Kurds Struggle to Avoid Regional Conflicts

"It's their geopolitics that dictates their decisions," said Hiwa Osman, an analyst of Iraqi and Kurdish affairs based in Erbil. "The difference is understandable: The KDP lives on the border with Syria, the Islamic State [IS] and Turkey. The PUK lives on the borders of Iran and [the rest of] Iraq and has no borders with Turkey."

The occasionally divergent policies on important issues in Iraq and the region are due to longstanding mutual distrust between the parties. Instead of empowering the Kurdistan Regional Government (KRG) to formulate and direct Kurdish policy on Iraqi and regional issues, the KDP and PUK appear to be taking affairs into their own hands.

While the KDP is advancing its vision through its control of KRG senior positions such as president and prime minister, the PUK acts relatively independently using its affiliated armed forces. The latter also has control over local administrations in Kirkuk and Sulaimaniyah provinces, putting it at odds sometimes with official KRG policy.

For instance, while the KRG (and KDP) are against the formation of Iranian-backed paramilitary Popular Mobilization Units in areas under the Kurdish peshmerga's control, the PUK has adopted a more lukewarm position, allowing some units to operate in areas under PUK control.

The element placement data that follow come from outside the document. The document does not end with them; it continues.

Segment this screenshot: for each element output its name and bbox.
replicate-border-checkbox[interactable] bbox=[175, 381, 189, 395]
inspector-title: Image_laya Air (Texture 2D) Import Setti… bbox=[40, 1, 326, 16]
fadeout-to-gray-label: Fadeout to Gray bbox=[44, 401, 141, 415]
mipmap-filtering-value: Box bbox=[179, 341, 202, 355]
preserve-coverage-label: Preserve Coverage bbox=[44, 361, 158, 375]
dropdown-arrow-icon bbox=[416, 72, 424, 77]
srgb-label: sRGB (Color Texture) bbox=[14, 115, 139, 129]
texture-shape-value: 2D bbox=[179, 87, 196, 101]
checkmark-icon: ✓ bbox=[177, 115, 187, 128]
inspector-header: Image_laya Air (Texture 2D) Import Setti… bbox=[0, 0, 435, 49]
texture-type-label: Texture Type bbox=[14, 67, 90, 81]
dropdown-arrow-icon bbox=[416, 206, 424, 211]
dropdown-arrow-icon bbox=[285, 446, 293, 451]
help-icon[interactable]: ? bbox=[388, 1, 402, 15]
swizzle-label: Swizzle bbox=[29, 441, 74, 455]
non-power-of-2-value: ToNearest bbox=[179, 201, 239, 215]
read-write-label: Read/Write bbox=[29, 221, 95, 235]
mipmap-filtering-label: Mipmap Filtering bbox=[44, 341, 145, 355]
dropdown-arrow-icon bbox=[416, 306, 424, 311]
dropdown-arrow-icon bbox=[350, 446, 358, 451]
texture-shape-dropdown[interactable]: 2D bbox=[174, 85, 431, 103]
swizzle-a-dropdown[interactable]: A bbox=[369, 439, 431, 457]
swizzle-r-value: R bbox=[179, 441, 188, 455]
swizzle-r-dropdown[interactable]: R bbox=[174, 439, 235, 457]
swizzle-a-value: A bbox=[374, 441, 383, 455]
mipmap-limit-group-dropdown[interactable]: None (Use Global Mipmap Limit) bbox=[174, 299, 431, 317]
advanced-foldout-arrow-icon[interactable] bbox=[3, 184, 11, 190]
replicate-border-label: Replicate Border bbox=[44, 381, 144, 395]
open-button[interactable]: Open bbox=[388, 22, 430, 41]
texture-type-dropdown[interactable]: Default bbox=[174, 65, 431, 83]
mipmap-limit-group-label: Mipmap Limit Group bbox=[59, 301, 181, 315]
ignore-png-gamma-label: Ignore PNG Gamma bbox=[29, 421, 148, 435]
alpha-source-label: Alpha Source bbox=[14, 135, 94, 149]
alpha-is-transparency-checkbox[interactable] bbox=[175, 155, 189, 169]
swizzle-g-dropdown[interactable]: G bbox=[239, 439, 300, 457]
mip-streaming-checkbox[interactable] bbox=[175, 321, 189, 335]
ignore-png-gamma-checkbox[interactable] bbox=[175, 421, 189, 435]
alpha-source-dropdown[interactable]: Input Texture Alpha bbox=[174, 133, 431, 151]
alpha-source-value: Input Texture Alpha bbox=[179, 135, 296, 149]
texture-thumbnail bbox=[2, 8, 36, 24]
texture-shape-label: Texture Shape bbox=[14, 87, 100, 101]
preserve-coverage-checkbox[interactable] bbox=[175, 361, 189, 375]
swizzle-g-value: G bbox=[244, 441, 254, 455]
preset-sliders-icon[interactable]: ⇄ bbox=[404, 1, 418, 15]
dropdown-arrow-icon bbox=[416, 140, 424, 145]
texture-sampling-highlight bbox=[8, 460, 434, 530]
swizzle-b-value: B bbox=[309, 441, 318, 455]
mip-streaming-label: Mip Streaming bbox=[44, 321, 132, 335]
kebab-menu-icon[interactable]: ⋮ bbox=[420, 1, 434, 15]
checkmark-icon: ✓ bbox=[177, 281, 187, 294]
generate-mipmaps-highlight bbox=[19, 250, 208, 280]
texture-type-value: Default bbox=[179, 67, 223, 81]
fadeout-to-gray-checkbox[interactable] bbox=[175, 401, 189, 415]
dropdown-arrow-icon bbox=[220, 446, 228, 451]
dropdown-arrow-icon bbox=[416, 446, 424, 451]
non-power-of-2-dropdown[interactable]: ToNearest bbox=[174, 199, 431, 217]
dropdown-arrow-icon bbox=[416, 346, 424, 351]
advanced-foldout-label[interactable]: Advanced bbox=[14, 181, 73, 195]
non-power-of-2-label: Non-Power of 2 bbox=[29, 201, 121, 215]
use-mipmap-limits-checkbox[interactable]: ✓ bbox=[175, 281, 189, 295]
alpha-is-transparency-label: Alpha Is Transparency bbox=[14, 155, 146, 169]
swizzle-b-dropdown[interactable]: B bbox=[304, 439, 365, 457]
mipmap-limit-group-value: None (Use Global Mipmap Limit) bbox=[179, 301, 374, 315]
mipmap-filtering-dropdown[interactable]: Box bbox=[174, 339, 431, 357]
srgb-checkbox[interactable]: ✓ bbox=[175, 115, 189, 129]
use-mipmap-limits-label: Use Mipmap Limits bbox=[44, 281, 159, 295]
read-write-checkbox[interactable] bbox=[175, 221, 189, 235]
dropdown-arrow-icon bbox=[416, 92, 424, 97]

During a civil war in the mid-1990s, the KDP and PUK fought over limited local resources. The KDP came to rely on Turkey for assistance, and later the Iraqi government, while the PUK enjoyed Iran's support. At the end of the bloody war in 1997, the two parties established separate spheres of dominance, with the PUK controlling southern Iraqi Kurdistan and the KDP controlling the north.